In a singular decision that may became a model around the country, the New Mexico Supreme Court has ruled that a hospital violated the law by using confidential information about a physician’s peer review conduct to terminate his employment. The court affirmed a verdict in favor of the physician and upheld the jury’s award of compensatory and punitive damages.
In Yedidag v. Roswell Clinic Corp., a physician employed by a hospital was terminated for unprofessional conduct during a peer review meeting. The subject of the peer review session was another doctor's treatment of a patient who died following surgery. The chair of the peer review committee testified that although the plaintiff physician's questioning was “heated,” it was well-directed and brought information to the forefront of discussion. However, an administrative observer reported to the physician practice manager that the plaintiff verbally attacked the surgeon who was the subject of the peer review. As a result, the hospital terminated the plaintiff.
The court explained that the confidentiality of peer review is an important public policy concern. A primary purpose of peer review is to ensure that patients have received adequate health care and to improve the quality of care provided by physicians. The greatest obstacle to effective peer review is potential fear felt by reviewers that their participation in an adverse recommendation could lead to a lawsuit against them or negative consequences for their livelihood. To overcome this obstacle and promote candor in the peer review process, numerous states have passed laws to ensure that the process is kept confidential.
New Mexico passed the Review Organization Immunity Act (ROIA) to regulate peer review committees in hospitals, health maintenance organizations, local associations of health care providers, nonprofit health care plans, and emergency medical systems. ROIA grants qualified immunity to peer reviewers and individuals who provide information to review committees. ROIA also protects the confidentiality of data and information acquired by peer review committees. Peer review statutes across the country are similar.

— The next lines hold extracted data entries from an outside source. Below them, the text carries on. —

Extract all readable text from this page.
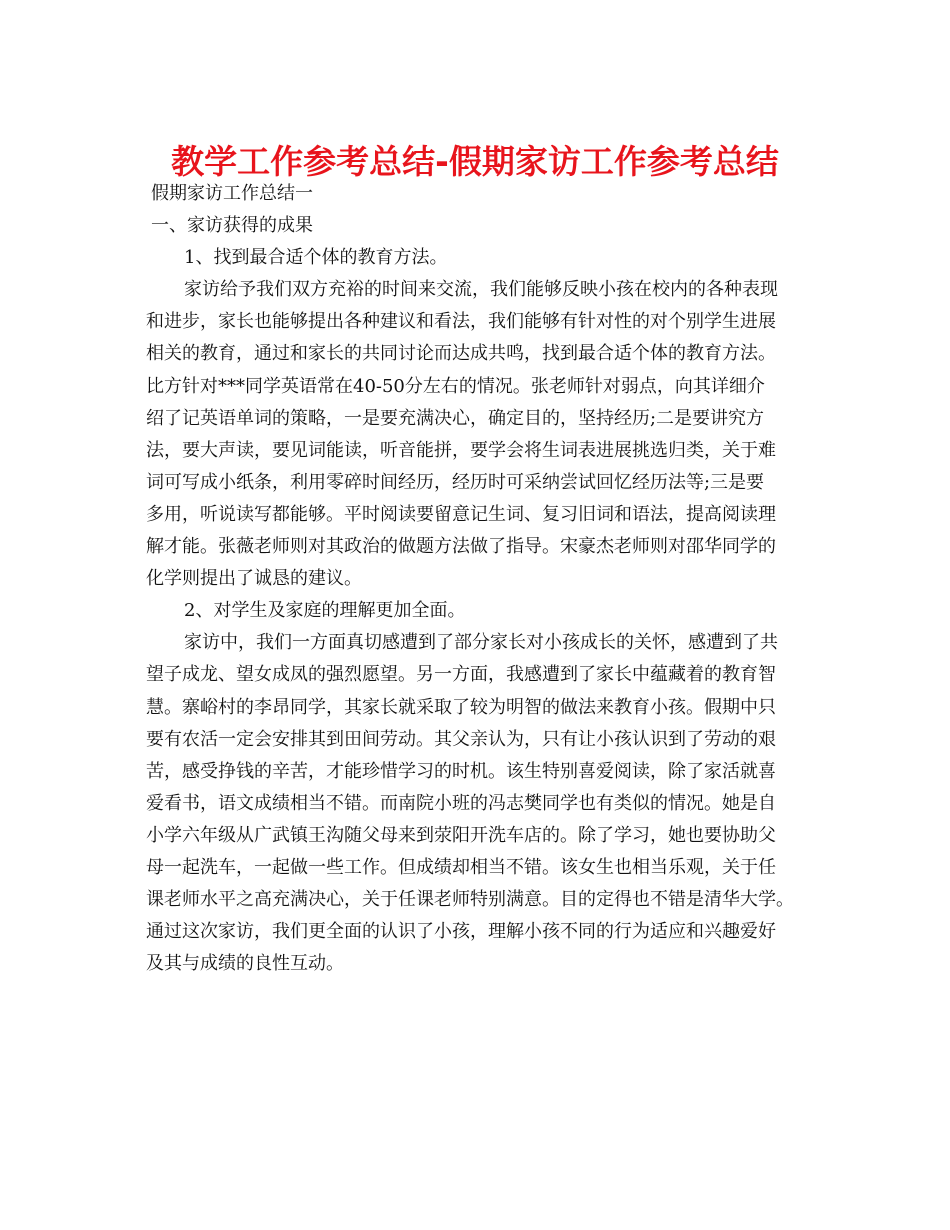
教学工作参考总结-假期家访工作参考总结
假期家访工作总结一
一、家访获得的成果
1、找到最合适个体的教育方法。
家访给予我们双方充裕的时间来交流，我们能够反映小孩在校内的各种表现
和进步，家长也能够提出各种建议和看法，我们能够有针对性的对个别学生进展
相关的教育，通过和家长的共同讨论而达成共鸣，找到最合适个体的教育方法。
比方针对***同学英语常在40-50分左右的情况。张老师针对弱点，向其详细介
绍了记英语单词的策略，一是要充满决心，确定目的，坚持经历;二是要讲究方
法，要大声读，要见词能读，听音能拼，要学会将生词表进展挑选归类，关于难
词可写成小纸条，利用零碎时间经历，经历时可采纳尝试回忆经历法等;三是要
多用，听说读写都能够。平时阅读要留意记生词、复习旧词和语法，提高阅读理
解才能。张薇老师则对其政治的做题方法做了指导。宋豪杰老师则对邵华同学的
化学则提出了诚恳的建议。
2、对学生及家庭的理解更加全面。
家访中，我们一方面真切感遭到了部分家长对小孩成长的关怀，感遭到了共
望子成龙、望女成凤的强烈愿望。另一方面，我感遭到了家长中蕴藏着的教育智
慧。寨峪村的李昂同学，其家长就采取了较为明智的做法来教育小孩。假期中只
要有农活一定会安排其到田间劳动。其父亲认为，只有让小孩认识到了劳动的艰
苦，感受挣钱的辛苦，才能珍惜学习的时机。该生特别喜爱阅读，除了家活就喜
爱看书，语文成绩相当不错。而南院小班的冯志樊同学也有类似的情况。她是自
小学六年级从广武镇王沟随父母来到荥阳开洗车店的。除了学习，她也要协助父
母一起洗车，一起做一些工作。但成绩却相当不错。该女生也相当乐观，关于任
课老师水平之高充满决心，关于任课老师特别满意。目的定得也不错是清华大学。
通过这次家访，我们更全面的认识了小孩，理解小孩不同的行为适应和兴趣爱好
及其与成绩的良性互动。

ROIA does not expressly provide a private remedy for individuals who are harmed by a failure to maintain the confidentiality of peer review. Based on U.S. Supreme Court authority, however, the New Mexico Supreme Court implied a private cause of action. Thus, the plaintiff could obtain relief for the hospital's decision to terminate him based on his conduct during the peer review meeting.
The court’s holding also limits the use of peer review information to individuals who are responsible for furthering the purpose of ROIA. In other words, only the medical staff responsible for peer reviews can discipline evaluators for their conduct during peer review. In addition, ROIA allows reviewed physicians to bring claims against their evaluators for “malicious” peer review conduct. On the other hand, hospital administrators, who do not have any substantive role in peer review, cannot use confidential peer review information in making adverse employment decisions.
This decision may have far-reaching implications if other states follow suit. Protecting the confidentiality of the peer review process in this way may mean that hospital administrators cannot discipline based solely on conduct during peer reviews, but uncivil conduct in other settings should remain actionable. Hospitals should consult with counsel about their employment contracts, policies, and codes of conduct to ensure that they include remedies for troublesome physician behavior.